But I speak up before she can find it. “You tell me.” Tears burn my eyes. “What are you doing to her? Am I next? Do you watch us in the showers?”
“What?”
Vomit rises up my throat. I hate all the shit coming out of my damn mouth. Megan isn’t bad. She’s weak and a little annoying, but she isn’t hurting Liv. If anything, Liv was in control in that video.
And that’s why I took it down. I couldn’t stand it. Liv was into it in the car with her. So into it, and it hurt.
She raises her chin. “I’m going to Father McNealty tomorrow and reporting you.”
I laugh, the bitterness choked through the tears that she can’t see in the dark. “Please do.”
I hop off the table and approach her. “You’ll have to tell him why I’m so angry with you and what you’re doing at a student’s house, late on a Saturday night. Then, he’s going to find out it was you in the sex tape with her, and you will never get another job again.”
“Screw you, Clay!” she yells. “I have family too, and they’re not the Jaegers whom you think you can bully.”
“Stay away from her or else.”
“Or else what?” she fires back. “You going to take another video of us? Well, enjoy yourself, because when she graduates, and I go to college in New York in the fall—oh, did she tell you about Dartmouth? As luck would have it, we’ll be that close to each other…” And she gets in my face, taunting me, “And then I can fuck her every weekend where you can’t get a hold of her.”
My eyes go wide, burning.
“We’ll be gone, and we’ll laugh about how sad you were.” She laughs. “Or are.”
I grit my teeth together.
“You don’t deserve her attention,” she says, “and pretty soon she won’t think of you at all!”
“Ugh!” I slam my hands into her chest, and she crashes into the wall next to the doorway. She cries out, falling to the ground, and I spot the garbage can next to her and grab it.
I hesitate a moment, a sob stretching my throat so tightly it hurts. Fuck it. I lift it high and dump everything on her head, and she screams as remnants of gumbo and chicken noodle soup smear all over her.
“Clay!” she cries.
I drop the can and clutch her jaw in one hand and the back of her neck in another, bringing her face up to mine. “Look at me,” I grit out. “Look at me!”
She raises her eyes, whimpering. “Stop.”
“Shut up,” I say, tears welling in my eyes, because I know I’m losing. I’m going to lose her forever. “Her team spots her. Do you understand?” And then I lower my voice, pressing my forehead into hers hard. “I spot her. If I have to repeat myself again, I will do damage you can’t come back from. She is seventeen, a minor, and…”
Mine.
Megan coughs, and needles prick my throat, because she doesn’t deserve this, but it can’t happen. Megan doesn’t deserve her. And Liv doesn’t get to have someone. She doesn’t get to forget about me.
She stares at me, clearing her throat as something crosses her eyes. “You want her,” she pants. “That’s what this is about. Oh my God.”
Tears spill.
“You’re a…a…”
And I throw her down, ready to hit her until she can’t say the words loud enough for anyone to ever hear.
“What the hell?” someone bellows.
I look up, seeing Liv standing in the doorway as I hover over Megan on the floor.

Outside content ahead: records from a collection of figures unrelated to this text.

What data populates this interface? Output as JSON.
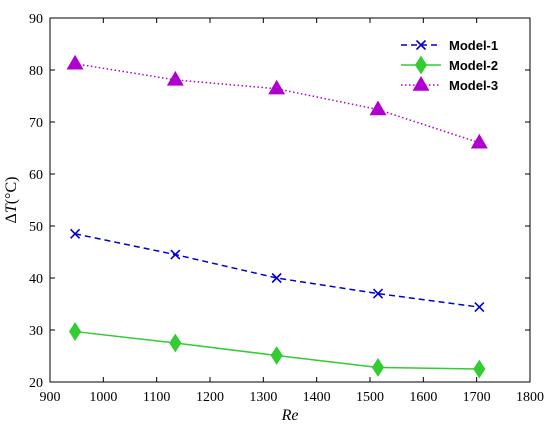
{
  "chart_data": {
    "type": "line",
    "xlabel": "Re",
    "ylabel_delta": "Δ",
    "ylabel_var": "T",
    "ylabel_unit": "(°C)",
    "xlim": [
      900,
      1800
    ],
    "ylim": [
      20,
      90
    ],
    "xticks": [
      900,
      1000,
      1100,
      1200,
      1300,
      1400,
      1500,
      1600,
      1700,
      1800
    ],
    "yticks": [
      20,
      30,
      40,
      50,
      60,
      70,
      80,
      90
    ],
    "grid": false,
    "legend_position": "top-right",
    "series": [
      {
        "name": "Model-1",
        "color": "#0000cc",
        "marker": "x",
        "line_style": "dashed",
        "x": [
          947,
          1135,
          1325,
          1515,
          1705
        ],
        "y": [
          48.5,
          44.5,
          40.0,
          37.0,
          34.4
        ]
      },
      {
        "name": "Model-2",
        "color": "#33cc33",
        "marker": "diamond",
        "line_style": "solid",
        "x": [
          947,
          1135,
          1325,
          1515,
          1705
        ],
        "y": [
          29.7,
          27.5,
          25.1,
          22.8,
          22.5
        ]
      },
      {
        "name": "Model-3",
        "color": "#b000d0",
        "marker": "triangle",
        "line_style": "dotted",
        "x": [
          947,
          1135,
          1325,
          1515,
          1705
        ],
        "y": [
          81.2,
          78.1,
          76.4,
          72.4,
          66.0
        ]
      }
    ]
  }
}
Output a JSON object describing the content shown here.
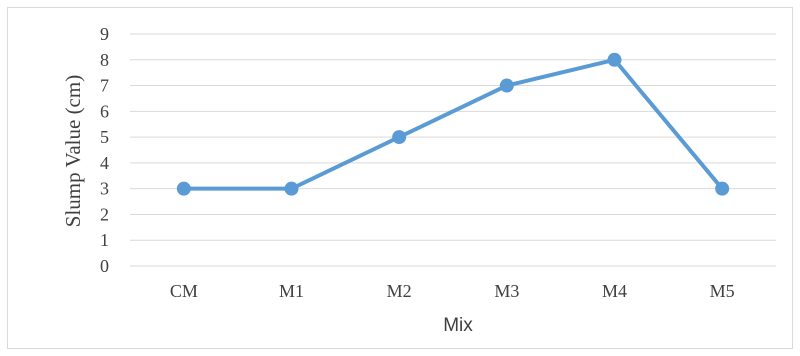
{
  "chart_data": {
    "type": "line",
    "title": "",
    "xlabel": "Mix",
    "ylabel": "Slump Value (cm)",
    "categories": [
      "CM",
      "M1",
      "M2",
      "M3",
      "M4",
      "M5"
    ],
    "series": [
      {
        "values": [
          3,
          3,
          5,
          7,
          8,
          3
        ]
      }
    ],
    "ylim": [
      0,
      9
    ],
    "yticks": [
      0,
      1,
      2,
      3,
      4,
      5,
      6,
      7,
      8,
      9
    ],
    "grid": "horizontal",
    "line_color": "#5b9bd5",
    "grid_color": "#d9d9d9",
    "text_color": "#404040"
  }
}
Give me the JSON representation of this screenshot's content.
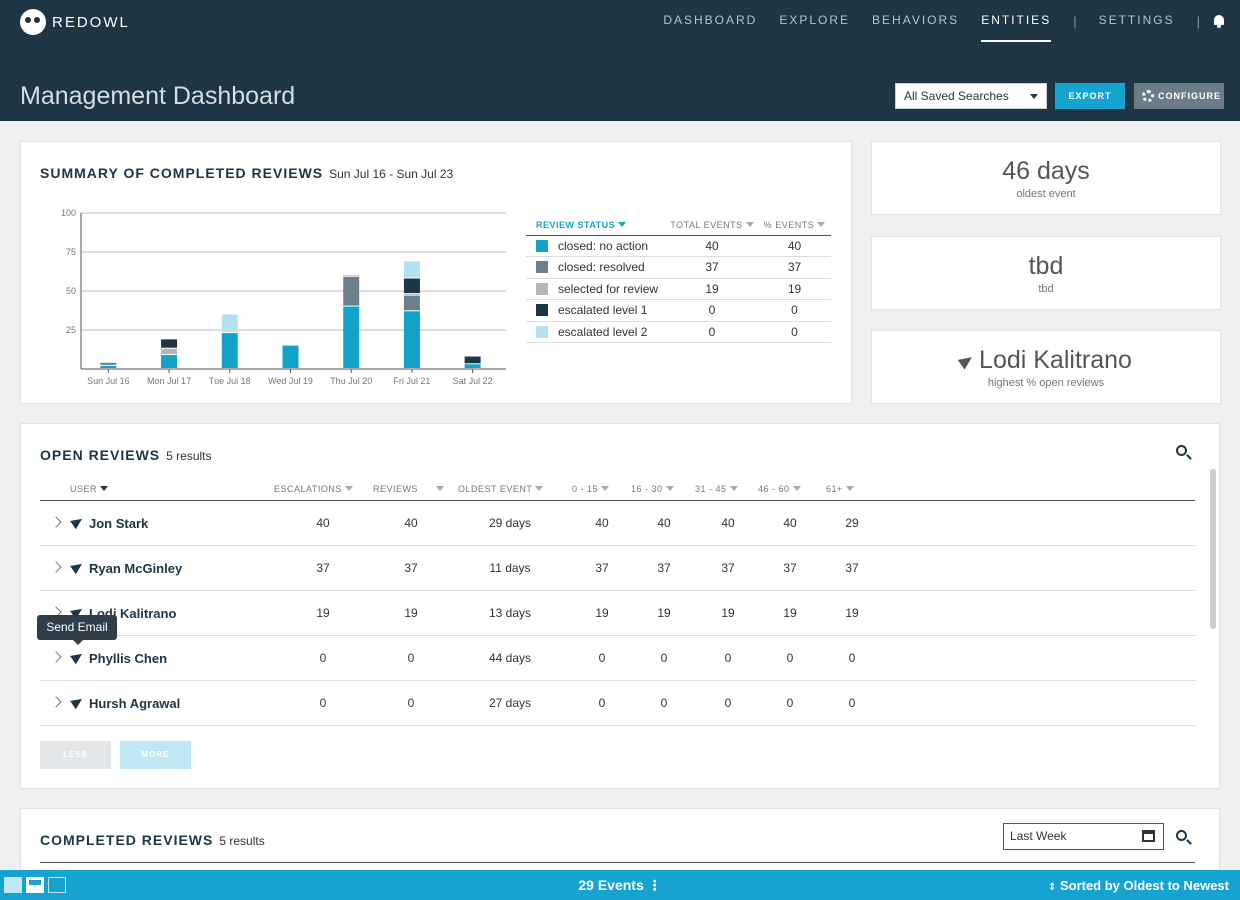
{
  "header": {
    "brand": "REDOWL",
    "nav": [
      "DASHBOARD",
      "EXPLORE",
      "BEHAVIORS",
      "ENTITIES",
      "SETTINGS"
    ],
    "active_nav": "ENTITIES",
    "separator": "|",
    "page_title": "Management Dashboard",
    "saved_searches": "All Saved Searches",
    "export_label": "EXPORT",
    "configure_label": "CONFIGURE"
  },
  "summary": {
    "title": "SUMMARY OF COMPLETED REVIEWS",
    "date_range": "Sun Jul 16 - Sun Jul 23",
    "status_headers": [
      "REVIEW STATUS",
      "TOTAL EVENTS",
      "% EVENTS"
    ],
    "statuses": [
      {
        "label": "closed: no action",
        "total": "40",
        "pct": "40",
        "color": "#15a2c9"
      },
      {
        "label": "closed: resolved",
        "total": "37",
        "pct": "37",
        "color": "#6e7f8c"
      },
      {
        "label": "selected for review",
        "total": "19",
        "pct": "19",
        "color": "#b0b8bf"
      },
      {
        "label": "escalated level 1",
        "total": "0",
        "pct": "0",
        "color": "#1e3544"
      },
      {
        "label": "escalated level 2",
        "total": "0",
        "pct": "0",
        "color": "#b5e2ef"
      }
    ]
  },
  "chart_data": {
    "type": "bar",
    "stacked": true,
    "categories": [
      "Sun Jul 16",
      "Mon Jul 17",
      "Tue Jul 18",
      "Wed Jul 19",
      "Thu Jul 20",
      "Fri Jul 21",
      "Sat Jul 22"
    ],
    "series": [
      {
        "name": "closed: no action",
        "values": [
          2,
          9,
          23,
          15,
          40,
          37,
          3
        ]
      },
      {
        "name": "closed: resolved",
        "values": [
          2,
          0,
          0,
          0,
          19,
          10,
          0
        ]
      },
      {
        "name": "selected for review",
        "values": [
          0,
          4,
          0,
          0,
          1,
          1,
          0
        ]
      },
      {
        "name": "escalated level 1",
        "values": [
          0,
          6,
          0,
          0,
          0,
          10,
          5
        ]
      },
      {
        "name": "escalated level 2",
        "values": [
          0,
          0,
          12,
          0,
          0,
          11,
          0
        ]
      }
    ],
    "yticks": [
      "100",
      "75",
      "50",
      "25"
    ],
    "ylim": [
      0,
      100
    ]
  },
  "stats": [
    {
      "value": "46 days",
      "label": "oldest event"
    },
    {
      "value": "tbd",
      "label": "tbd"
    },
    {
      "value": "Lodi Kalitrano",
      "label": "highest % open reviews"
    }
  ],
  "open_reviews": {
    "title": "OPEN REVIEWS",
    "count": "5 results",
    "columns": [
      "USER",
      "ESCALATIONS",
      "REVIEWS",
      "OLDEST EVENT",
      "0 - 15",
      "16 - 30",
      "31 - 45",
      "46 - 60",
      "61+"
    ],
    "rows": [
      {
        "user": "Jon Stark",
        "escalations": "40",
        "reviews": "40",
        "oldest": "29 days",
        "b1": "40",
        "b2": "40",
        "b3": "40",
        "b4": "40",
        "b5": "29"
      },
      {
        "user": "Ryan McGinley",
        "escalations": "37",
        "reviews": "37",
        "oldest": "11 days",
        "b1": "37",
        "b2": "37",
        "b3": "37",
        "b4": "37",
        "b5": "37"
      },
      {
        "user": "Lodi Kalitrano",
        "escalations": "19",
        "reviews": "19",
        "oldest": "13 days",
        "b1": "19",
        "b2": "19",
        "b3": "19",
        "b4": "19",
        "b5": "19"
      },
      {
        "user": "Phyllis Chen",
        "escalations": "0",
        "reviews": "0",
        "oldest": "44 days",
        "b1": "0",
        "b2": "0",
        "b3": "0",
        "b4": "0",
        "b5": "0"
      },
      {
        "user": "Hursh Agrawal",
        "escalations": "0",
        "reviews": "0",
        "oldest": "27 days",
        "b1": "0",
        "b2": "0",
        "b3": "0",
        "b4": "0",
        "b5": "0"
      }
    ],
    "less_label": "LESS",
    "more_label": "MORE",
    "tooltip": "Send Email"
  },
  "completed_reviews": {
    "title": "COMPLETED REVIEWS",
    "count": "5 results",
    "period": "Last Week"
  },
  "bottombar": {
    "events": "29 Events",
    "sort": "Sorted by Oldest to Newest"
  }
}
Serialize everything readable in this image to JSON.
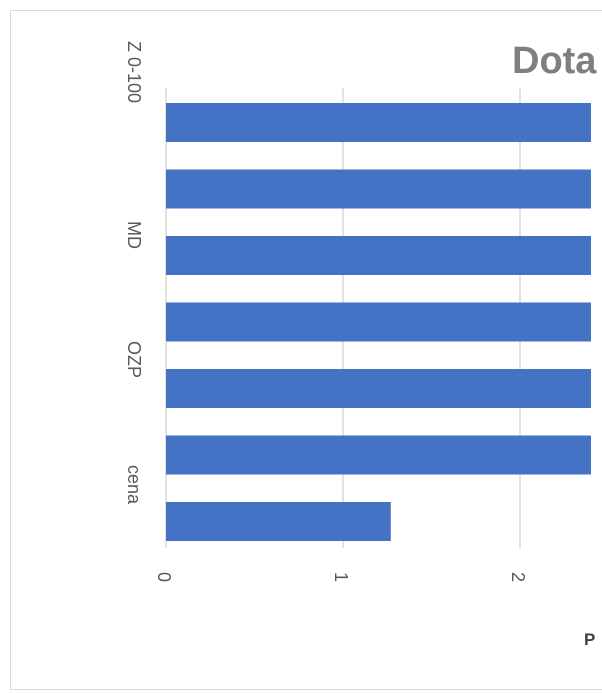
{
  "chart_data": {
    "type": "bar",
    "orientation": "horizontal",
    "title": "Dota",
    "xlabel": "P",
    "categories": [
      "Z 0-100",
      "",
      "MD",
      "",
      "OZP",
      "",
      "cena"
    ],
    "category_ticks": [
      "Z 0-100",
      "MD",
      "OZP",
      "cena"
    ],
    "values": [
      2.5,
      2.5,
      2.5,
      2.5,
      2.5,
      2.5,
      1.27
    ],
    "x_ticks": [
      "0",
      "1",
      "2"
    ],
    "xlim": [
      0,
      2.5
    ],
    "grid": true,
    "colors": {
      "bar": "#4472c4",
      "grid": "#d9d9d9",
      "tick_label": "#595959"
    }
  }
}
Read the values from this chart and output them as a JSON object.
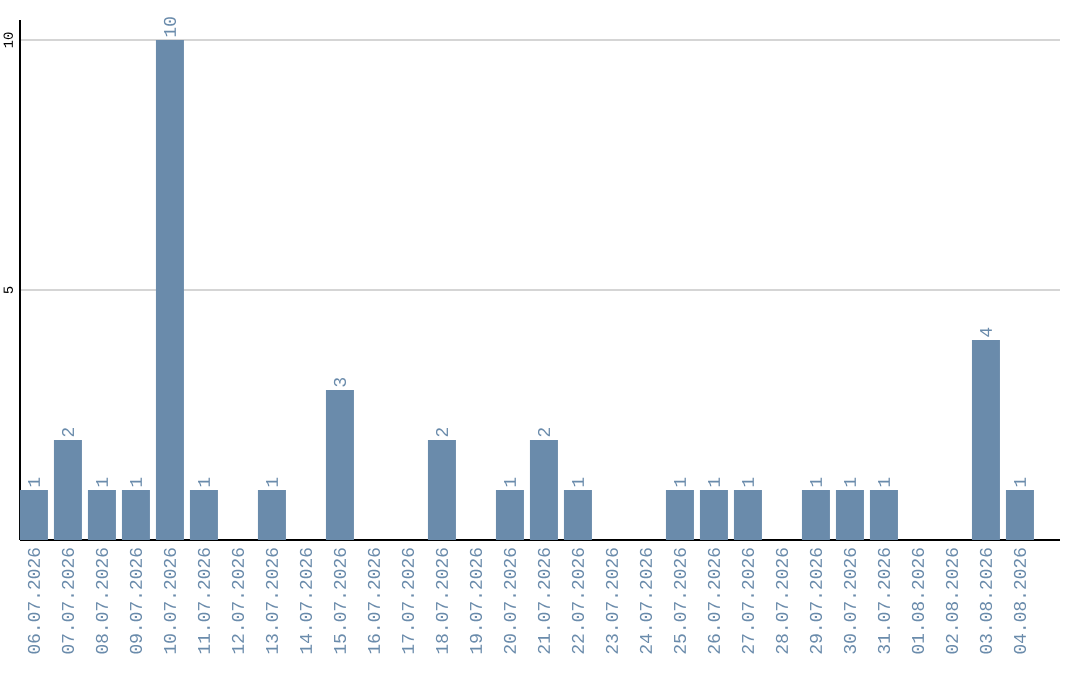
{
  "chart_data": {
    "type": "bar",
    "categories": [
      "06.07.2026",
      "07.07.2026",
      "08.07.2026",
      "09.07.2026",
      "10.07.2026",
      "11.07.2026",
      "12.07.2026",
      "13.07.2026",
      "14.07.2026",
      "15.07.2026",
      "16.07.2026",
      "17.07.2026",
      "18.07.2026",
      "19.07.2026",
      "20.07.2026",
      "21.07.2026",
      "22.07.2026",
      "23.07.2026",
      "24.07.2026",
      "25.07.2026",
      "26.07.2026",
      "27.07.2026",
      "28.07.2026",
      "29.07.2026",
      "30.07.2026",
      "31.07.2026",
      "01.08.2026",
      "02.08.2026",
      "03.08.2026",
      "04.08.2026"
    ],
    "values": [
      1,
      2,
      1,
      1,
      10,
      1,
      0,
      1,
      0,
      3,
      0,
      0,
      2,
      0,
      1,
      2,
      1,
      0,
      0,
      1,
      1,
      1,
      0,
      1,
      1,
      1,
      0,
      0,
      4,
      1
    ],
    "value_labels": [
      "1",
      "2",
      "1",
      "1",
      "10",
      "1",
      null,
      "1",
      null,
      "3",
      null,
      null,
      "2",
      null,
      "1",
      "2",
      "1",
      null,
      null,
      "1",
      "1",
      "1",
      null,
      "1",
      "1",
      "1",
      null,
      null,
      "4",
      "1"
    ],
    "color": "#6a8bab",
    "ylim": [
      0,
      10.4
    ],
    "yticks": [
      5,
      10
    ],
    "grid": "y"
  }
}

Liv runs up, flipping on the light. She takes in Megan and me and dives down to pick up her friend; Megan shivering like a scared rabbit as she grapples onto Liv.
Liv turns to me. “What the hell is the matter with you?”
Her brothers spill into the house behind her, and I grab the flag from the table and bolt out the back door and into the yard.
Patting my hand over my mouth and singing, I dance into the forest. “I got the flaaaaag,” I call out. “Come and get it!”
I dart back toward the village and Callum’s car, but in moments, Liv is on my tail. I feel something muddy hit the back of my knee, and I’m on the ground, flipping onto my back and looking up at her.
She comes down, pinning my wrists to the ground.
“Get me off the ground,” I order.
“In the dirt is where you belong!” she spits out. “You’ve never been uglier to me. How could you do that to her? What the fuck is wrong with you?”
I don’t answer, clenching my teeth so my chin doesn’t quiver.
I know she’s right. The walls close in, and sometimes I feel like I want to die.
“That money and that house doesn’t make you clean,” she says. “It just provides a shield of defenders who are only there because they hope to get something out of you. They don’t love you. No one loves you!”